Now this gets me excited. Glad to see SIMD is getting some love in cpp 26. I probably won't see that at work for a couple of years after release but I'm still excited. I can only imagine how wonderful it'd be to have a native portable SIMD solution
Good talk :) As for EVE code: - wide v{4} is the value set in the wide register - the second parameter is the cardinal of the wide in case you want to so stuff like size - i or something. This needs to be made clearer. - wide size is fixed and is usually assert. There is no dynamic sized wide. :) Thanks for the shout out.

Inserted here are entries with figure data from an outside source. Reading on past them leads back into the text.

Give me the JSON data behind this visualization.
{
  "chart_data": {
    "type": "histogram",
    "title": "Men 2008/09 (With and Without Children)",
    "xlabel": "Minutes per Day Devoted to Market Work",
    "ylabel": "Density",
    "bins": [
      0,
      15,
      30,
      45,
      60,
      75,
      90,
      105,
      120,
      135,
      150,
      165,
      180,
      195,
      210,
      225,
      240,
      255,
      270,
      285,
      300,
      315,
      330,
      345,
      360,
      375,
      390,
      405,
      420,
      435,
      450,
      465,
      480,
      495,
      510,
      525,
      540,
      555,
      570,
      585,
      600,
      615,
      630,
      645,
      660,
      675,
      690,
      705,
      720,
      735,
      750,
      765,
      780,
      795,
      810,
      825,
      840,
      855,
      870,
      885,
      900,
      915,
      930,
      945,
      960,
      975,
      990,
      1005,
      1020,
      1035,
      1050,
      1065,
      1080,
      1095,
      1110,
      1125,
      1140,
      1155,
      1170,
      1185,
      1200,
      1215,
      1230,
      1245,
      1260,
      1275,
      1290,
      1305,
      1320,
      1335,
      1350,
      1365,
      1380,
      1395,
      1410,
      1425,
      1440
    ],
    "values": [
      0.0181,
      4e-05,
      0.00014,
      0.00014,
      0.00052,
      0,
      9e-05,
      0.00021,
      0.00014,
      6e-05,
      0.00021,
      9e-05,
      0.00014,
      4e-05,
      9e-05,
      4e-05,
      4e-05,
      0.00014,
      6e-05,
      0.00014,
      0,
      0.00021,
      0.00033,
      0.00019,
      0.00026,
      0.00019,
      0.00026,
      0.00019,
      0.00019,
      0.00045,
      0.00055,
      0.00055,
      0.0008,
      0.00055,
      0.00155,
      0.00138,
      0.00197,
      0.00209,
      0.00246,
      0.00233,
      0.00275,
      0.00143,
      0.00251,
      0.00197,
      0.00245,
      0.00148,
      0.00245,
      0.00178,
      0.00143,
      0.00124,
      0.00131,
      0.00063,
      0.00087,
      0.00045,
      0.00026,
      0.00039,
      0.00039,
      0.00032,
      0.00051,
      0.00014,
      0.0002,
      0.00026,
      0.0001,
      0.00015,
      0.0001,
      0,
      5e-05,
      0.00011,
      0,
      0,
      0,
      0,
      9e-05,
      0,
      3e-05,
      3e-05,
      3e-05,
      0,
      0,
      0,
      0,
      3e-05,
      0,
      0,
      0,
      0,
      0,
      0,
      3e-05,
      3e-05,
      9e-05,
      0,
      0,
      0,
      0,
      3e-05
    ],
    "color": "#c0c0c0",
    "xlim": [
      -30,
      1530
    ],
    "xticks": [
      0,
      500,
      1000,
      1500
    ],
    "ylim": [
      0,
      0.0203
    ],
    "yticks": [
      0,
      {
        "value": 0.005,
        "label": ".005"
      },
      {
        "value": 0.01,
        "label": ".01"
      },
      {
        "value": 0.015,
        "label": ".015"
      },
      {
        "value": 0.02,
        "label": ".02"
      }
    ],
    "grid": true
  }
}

1:17:50 I strongly prefer `==` returning a mask for data parallel types, not a bool. This is necessary for generic code. For code that is generic between scalar and SIMD-vector to work, each lane of the vector has to execute the same way as the scalar (but e.g. using masks instead of branches). This is what comparison operators returning masks enables. Returning bools suddenly changes the meaning of the code when you go from scalar to vector: the result of one lane suddenly depending on the neighboring lanes, violating the basic tenant of data parallelism: data should effectively execute independently in parallel. Only people who haven't really done any SIMD programming think returning `bool` is a good idea.
I really hope this gets added, finally a reason to upgrade c++ to a new version c++ is supposed to be fast, with this it will make it run 8 to 16 times faster. currently the main issue with simd is platform dependency, so if the standard is able to provide us with this and be able to automatically switch intrinsic instructions based on the platform without us worrying that would be a really big favor to everyone. Also i disagree with this guy at 1:17:25 complaining about the == mask, anyone who has programmed with shaders would already know that every operator or instruction you do will be applied to every element, thats why its called single instruction multiple data, it also helps us make the code more seamless, organized and more similar to shading languages.
Appreciate you trying eve! I'm sorry it wasn't very intuitive. You can find my and Joel's talk: SIMD in C++20: EVE of a new Era I also think that my "My First Simd" talk is a good place to get a first overview of how to do cool things with simd. I show strlen, find, reduce, insclusive_scan and remove. Regardless of confusions: Size of the register is known at compile time. wide will select the default one for the architecture in question. You can override it: wide Note: there is a big problem of what's "default size" on avx512, we are working on detecting compiler flags but not done yet. The second parameter in the lambda is size. Otherwise getting it is very clumsy. [](int i, int size) { return size - i - 1; } will generate you values in reverse order. wide(float*) is same as load(const float*). This is maybe too cute.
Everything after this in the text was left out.